Timing of VTE Chemoprophylaxis Varies Among Trauma Surgeons

In the United States alone, emergency rooms report more than 1.3 million traumatic brain injuries (TBIs) every year, 20% of which are fatal. Those who do recover from TBI are at higher risk of developing medical complications like venous thromboembolism (VTE), which typically causes blood clots in the arteries of the legs and lungs. An estimated one-half of TBI patients develop VTE at some point during the injury recovery process. While VTE may be addressed with mechanical treatments (such as compression devices), the effectiveness of therapies may be limited by other injuries and complications.

A second option for VTE treatment is chemoprophylaxis, the administration of medicine for disease prevention. Chemoprophylaxis is necessary in TBI patients with VTE, but trauma surgeons agree that timing is difficult: if medicine is administered too early, systemic bleeding may occur, but conservatively late administration may render the treatment ineffective. To address this problem, a research team in New York developed a twelve-item survey regarding the timing of chemoprophylaxis in TBI patients. Nearly four-hundred members of the American Board of Surgery completed the survey.
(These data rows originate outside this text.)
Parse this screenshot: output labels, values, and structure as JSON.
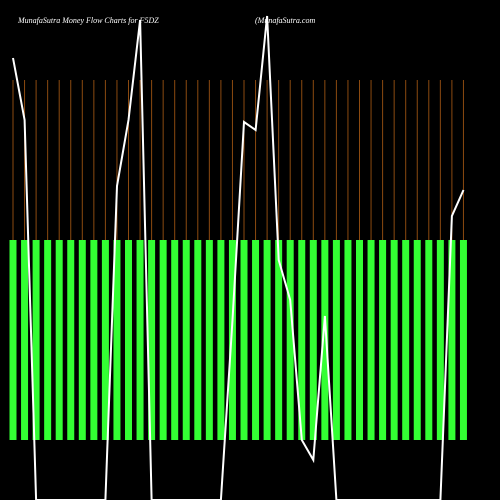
{
  "chart_data": {
    "type": "bar-line",
    "title": "MunafaSutra  Money Flow  Charts for F5DZ",
    "subtitle": "(MunafaSutra.com",
    "bar_color": "#33ff33",
    "line_color": "#ffffff",
    "grid_color": "#8b4a10",
    "ylim": [
      -30,
      210
    ],
    "bars": [
      100,
      100,
      100,
      100,
      100,
      100,
      100,
      100,
      100,
      100,
      100,
      100,
      100,
      100,
      100,
      100,
      100,
      100,
      100,
      100,
      100,
      100,
      100,
      100,
      100,
      100,
      100,
      100,
      100,
      100,
      100,
      100,
      100,
      100,
      100,
      100,
      100,
      100,
      100,
      100
    ],
    "line": [
      191,
      160,
      -30,
      -30,
      -30,
      -30,
      -30,
      -30,
      -30,
      127,
      160,
      210,
      -30,
      -30,
      -30,
      -30,
      -30,
      -30,
      -30,
      60,
      159,
      155,
      212,
      90,
      70,
      0,
      -10,
      62,
      -30,
      -30,
      -30,
      -30,
      -30,
      -30,
      -30,
      -30,
      -30,
      -30,
      112,
      125
    ]
  }
}
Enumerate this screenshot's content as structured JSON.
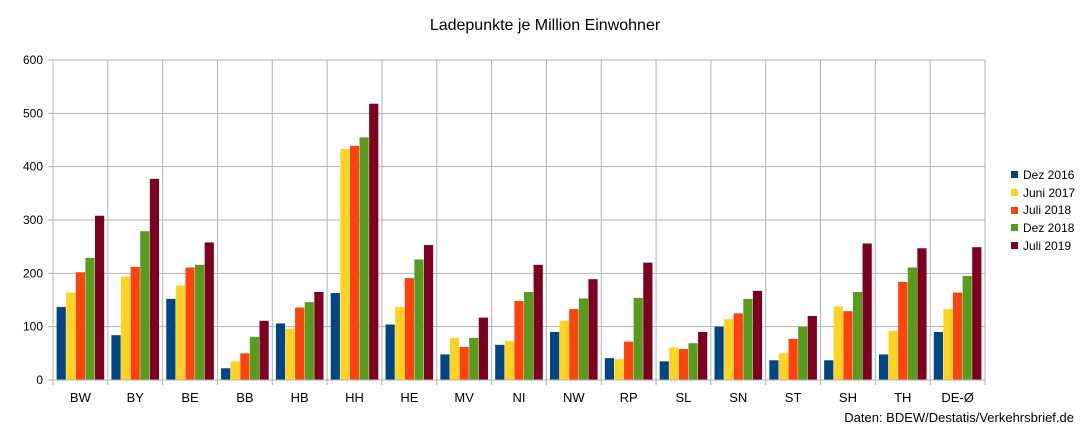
{
  "chart_data": {
    "type": "bar",
    "title": "Ladepunkte je Million Einwohner",
    "xlabel": "",
    "ylabel": "",
    "ylim": [
      0,
      600
    ],
    "yticks": [
      0,
      100,
      200,
      300,
      400,
      500,
      600
    ],
    "grid": true,
    "legend_position": "right",
    "categories": [
      "BW",
      "BY",
      "BE",
      "BB",
      "HB",
      "HH",
      "HE",
      "MV",
      "NI",
      "NW",
      "RP",
      "SL",
      "SN",
      "ST",
      "SH",
      "TH",
      "DE-Ø"
    ],
    "series": [
      {
        "name": "Dez 2016",
        "color": "#004586",
        "values": [
          137,
          84,
          152,
          22,
          106,
          163,
          104,
          48,
          66,
          90,
          41,
          35,
          100,
          37,
          37,
          48,
          90
        ]
      },
      {
        "name": "Juni 2017",
        "color": "#ffd320",
        "values": [
          164,
          194,
          177,
          35,
          96,
          433,
          137,
          79,
          73,
          111,
          39,
          61,
          114,
          50,
          138,
          92,
          133
        ]
      },
      {
        "name": "Juli 2018",
        "color": "#ff420e",
        "values": [
          202,
          212,
          211,
          50,
          136,
          439,
          191,
          62,
          148,
          133,
          72,
          58,
          125,
          77,
          129,
          184,
          164
        ]
      },
      {
        "name": "Dez 2018",
        "color": "#579d1c",
        "values": [
          229,
          279,
          216,
          81,
          146,
          455,
          226,
          79,
          165,
          153,
          154,
          69,
          152,
          100,
          165,
          211,
          195
        ]
      },
      {
        "name": "Juli 2019",
        "color": "#7e0021",
        "values": [
          308,
          377,
          258,
          111,
          165,
          518,
          253,
          117,
          216,
          189,
          220,
          90,
          167,
          120,
          256,
          247,
          249
        ]
      }
    ]
  },
  "source_note": "Daten: BDEW/Destatis/Verkehrsbrief.de"
}
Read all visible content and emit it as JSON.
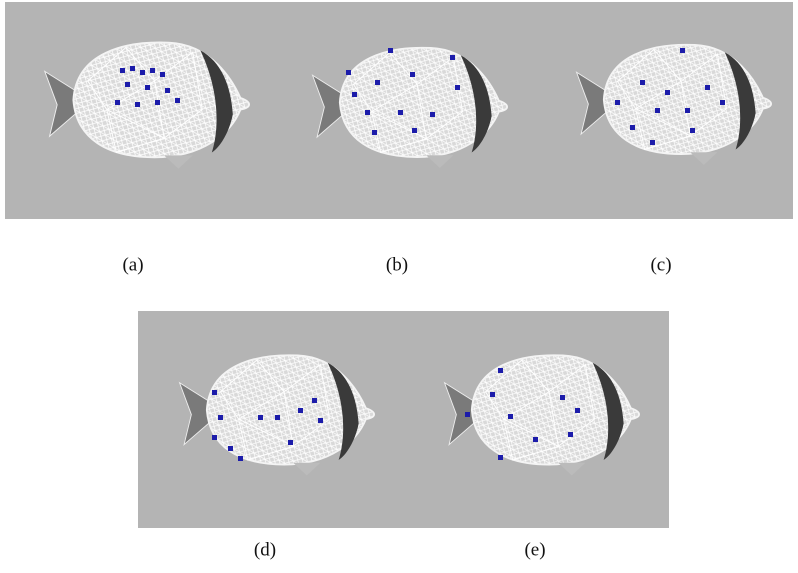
{
  "figure": {
    "subfigure_labels": [
      "(a)",
      "(b)",
      "(c)",
      "(d)",
      "(e)"
    ]
  }
}
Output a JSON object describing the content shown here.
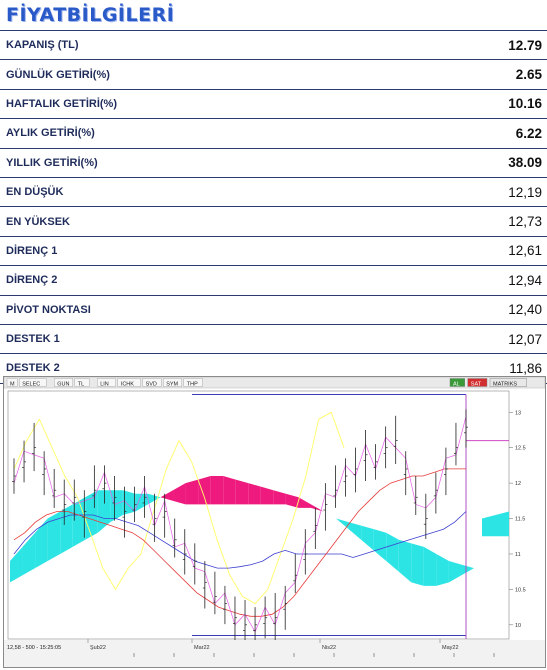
{
  "title": "FİYATBİLGİLERİ",
  "rows": [
    {
      "label": "KAPANIŞ (TL)",
      "value": "12.79",
      "bold": true
    },
    {
      "label": "GÜNLÜK GETİRİ(%)",
      "value": "2.65",
      "bold": true
    },
    {
      "label": "HAFTALIK GETİRİ(%)",
      "value": "10.16",
      "bold": true
    },
    {
      "label": "AYLIK GETİRİ(%)",
      "value": "6.22",
      "bold": true
    },
    {
      "label": "YILLIK  GETİRİ(%)",
      "value": "38.09",
      "bold": true
    },
    {
      "label": "EN DÜŞÜK",
      "value": "12,19",
      "bold": false
    },
    {
      "label": "EN YÜKSEK",
      "value": "12,73",
      "bold": false
    },
    {
      "label": "DİRENÇ 1",
      "value": "12,61",
      "bold": false
    },
    {
      "label": "DİRENÇ 2",
      "value": "12,94",
      "bold": false
    },
    {
      "label": "PİVOT NOKTASI",
      "value": "12,40",
      "bold": false
    },
    {
      "label": "DESTEK 1",
      "value": "12,07",
      "bold": false
    },
    {
      "label": "DESTEK 2",
      "value": "11,86",
      "bold": false
    }
  ],
  "chart_toolbar": {
    "items": [
      "M",
      "SELEC",
      "GUN",
      "TL",
      "LIN",
      "ICHK",
      "SVD",
      "SYM",
      "THP"
    ],
    "right_items": [
      "AL",
      "SAT",
      "MATRIKS"
    ]
  },
  "chart_data": {
    "type": "line",
    "x_tick_labels": [
      "Şub22",
      "Mar22",
      "Nis22",
      "May22"
    ],
    "y_tick_labels": [
      "13",
      "12.5",
      "12",
      "11.5",
      "11",
      "10.5",
      "10"
    ],
    "ylim": [
      9.8,
      13.3
    ],
    "status_text": "12,58 - 500 - 15:25:05",
    "resistance_level": 13.25,
    "current_level": 12.6,
    "support_level": 9.85,
    "colors": {
      "cloud_up": "#2de4e4",
      "cloud_down": "#ee1a7d",
      "tenkan": "#e83a3a",
      "kijun": "#3d3fd0",
      "chikou": "#ffff66",
      "span_line": "#e85be8"
    },
    "series": [
      {
        "values": [
          12.1,
          12.3,
          12.5,
          12.2,
          11.9,
          11.7,
          11.8,
          11.6,
          11.9,
          12.0,
          11.8,
          11.6,
          11.7,
          11.8,
          11.5,
          11.6,
          11.2,
          11.0,
          10.9,
          10.6,
          10.4,
          10.3,
          10.1,
          10.0,
          10.0,
          10.1,
          10.1,
          10.3,
          10.7,
          11.0,
          11.4,
          11.7,
          11.9,
          12.1,
          12.2,
          12.4,
          12.3,
          12.5,
          12.6,
          12.2,
          11.8,
          11.5,
          11.9,
          12.2,
          12.5,
          12.79
        ]
      },
      {
        "values": [
          11.2,
          11.3,
          11.45,
          11.55,
          11.6,
          11.6,
          11.55,
          11.5,
          11.45,
          11.4,
          11.35,
          11.3,
          11.2,
          11.05,
          10.9,
          10.75,
          10.6,
          10.45,
          10.35,
          10.25,
          10.2,
          10.15,
          10.12,
          10.12,
          10.15,
          10.25,
          10.4,
          10.6,
          10.8,
          11.0,
          11.2,
          11.4,
          11.6,
          11.75,
          11.9,
          12.0,
          12.05,
          12.1,
          12.1,
          12.15,
          12.2,
          12.2,
          12.2
        ]
      },
      {
        "values": [
          11.0,
          11.2,
          11.35,
          11.45,
          11.5,
          11.55,
          11.55,
          11.55,
          11.5,
          11.5,
          11.45,
          11.4,
          11.3,
          11.2,
          11.1,
          11.0,
          10.9,
          10.85,
          10.8,
          10.8,
          10.82,
          10.85,
          10.9,
          11.0,
          11.05,
          11.0,
          11.0,
          11.0,
          11.0,
          11.0,
          10.95,
          11.0,
          11.05,
          11.1,
          11.15,
          11.2,
          11.25,
          11.3,
          11.35,
          11.45,
          11.6
        ]
      },
      {
        "values": [
          12.2,
          12.6,
          12.9,
          12.5,
          12.1,
          11.8,
          11.3,
          10.8,
          10.5,
          10.8,
          11.0,
          11.6,
          12.2,
          12.6,
          12.3,
          11.8,
          11.2,
          10.7,
          10.4,
          10.3,
          10.5,
          11.0,
          11.5,
          12.1,
          12.9,
          13.0,
          12.5
        ]
      },
      {
        "values": [
          10.9,
          11.1,
          11.3,
          11.5,
          11.6,
          11.7,
          11.8,
          11.9,
          11.9,
          11.9,
          11.85,
          11.85,
          11.8,
          11.75,
          11.7,
          11.7,
          11.7,
          11.7,
          11.7,
          11.7,
          11.7,
          11.7,
          11.7,
          11.65,
          11.65,
          11.6,
          11.5,
          11.45,
          11.4,
          11.35,
          11.3,
          11.2,
          11.15,
          11.1,
          11.0,
          10.9,
          10.85,
          10.8
        ]
      },
      {
        "values": [
          10.6,
          10.7,
          10.8,
          10.9,
          11.0,
          11.1,
          11.2,
          11.3,
          11.45,
          11.55,
          11.6,
          11.7,
          11.8,
          11.9,
          12.0,
          12.05,
          12.1,
          12.1,
          12.05,
          12.0,
          11.95,
          11.9,
          11.85,
          11.8,
          11.7,
          11.6,
          11.5,
          11.35,
          11.2,
          11.05,
          10.9,
          10.75,
          10.6,
          10.55,
          10.55,
          10.6,
          10.7,
          10.8
        ]
      }
    ]
  }
}
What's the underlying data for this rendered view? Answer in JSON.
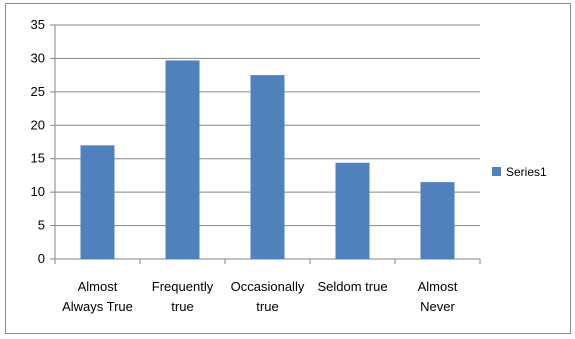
{
  "chart_data": {
    "type": "bar",
    "categories": [
      [
        "Almost",
        "Always True"
      ],
      [
        "Frequently",
        "true"
      ],
      [
        "Occasionally",
        "true"
      ],
      [
        "Seldom true"
      ],
      [
        "Almost",
        "Never"
      ]
    ],
    "series": [
      {
        "name": "Series1",
        "values": [
          17,
          29.7,
          27.5,
          14.4,
          11.5
        ],
        "color": "#4f81bd"
      }
    ],
    "ylim": [
      0,
      35
    ],
    "yticks": [
      0,
      5,
      10,
      15,
      20,
      25,
      30,
      35
    ],
    "grid": true,
    "legend": "right"
  }
}
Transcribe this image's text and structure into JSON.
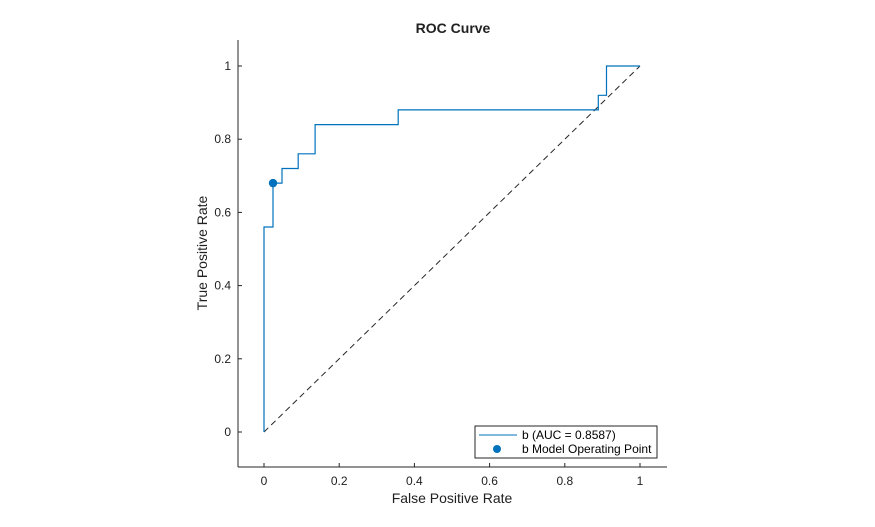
{
  "chart_data": {
    "type": "line",
    "title": "ROC Curve",
    "xlabel": "False Positive Rate",
    "ylabel": "True Positive Rate",
    "xlim": [
      -0.07,
      1.07
    ],
    "ylim": [
      -0.1,
      1.07
    ],
    "xticks": [
      0,
      0.2,
      0.4,
      0.6,
      0.8,
      1
    ],
    "xtick_labels": [
      "0",
      "0.2",
      "0.4",
      "0.6",
      "0.8",
      "1"
    ],
    "yticks": [
      0,
      0.2,
      0.4,
      0.6,
      0.8,
      1
    ],
    "ytick_labels": [
      "0",
      "0.2",
      "0.4",
      "0.6",
      "0.8",
      "1"
    ],
    "grid": false,
    "legend_position": "bottom-right",
    "series": [
      {
        "name": "b (AUC = 0.8587)",
        "kind": "step-line",
        "color": "#0072BD",
        "x": [
          0,
          0,
          0.024,
          0.024,
          0.048,
          0.048,
          0.091,
          0.091,
          0.136,
          0.136,
          0.357,
          0.357,
          0.889,
          0.889,
          0.911,
          0.911,
          1
        ],
        "y": [
          0,
          0.56,
          0.56,
          0.68,
          0.68,
          0.72,
          0.72,
          0.76,
          0.76,
          0.84,
          0.84,
          0.88,
          0.88,
          0.92,
          0.92,
          1,
          1
        ]
      },
      {
        "name": "b Model Operating Point",
        "kind": "marker",
        "color": "#0072BD",
        "x": [
          0.024
        ],
        "y": [
          0.68
        ]
      },
      {
        "name": "chance-line",
        "kind": "dashed-line",
        "color": "#262626",
        "x": [
          0,
          1
        ],
        "y": [
          0,
          1
        ]
      }
    ],
    "legend": [
      {
        "label": "b (AUC = 0.8587)",
        "symbol": "line",
        "color": "#0072BD"
      },
      {
        "label": "b Model Operating Point",
        "symbol": "dot",
        "color": "#0072BD"
      }
    ]
  }
}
Their responses indicated that:

  • Three-quarters of surgeons chose to initiate VTE chemoprophylaxis in their TBI patients.
  • Half of the respondents believed that their practice of VTE chemoprophylaxis was conservative.
  • Half of the surgeons reported that their institutions provided no standardized protocol regarding the administration of drugs to treat TBI-related VTE.

Though most surgeons agree that chemoprophylaxis is necessary for treating VTE in patients with TBI, there is wide variability in the timing and exact practice of these treatments. Further research into VTE chemoprophylaxis may influence clinical protocols, providing institutional guidance for surgeons and clinicians who treat patients with TBI.

Strollo BP, Bennett GJ, Chopko MS, et al. Timing of venous thromboembolism chemoprophylaxis after traumatic brain injury. Journal of Critical Care. (2017).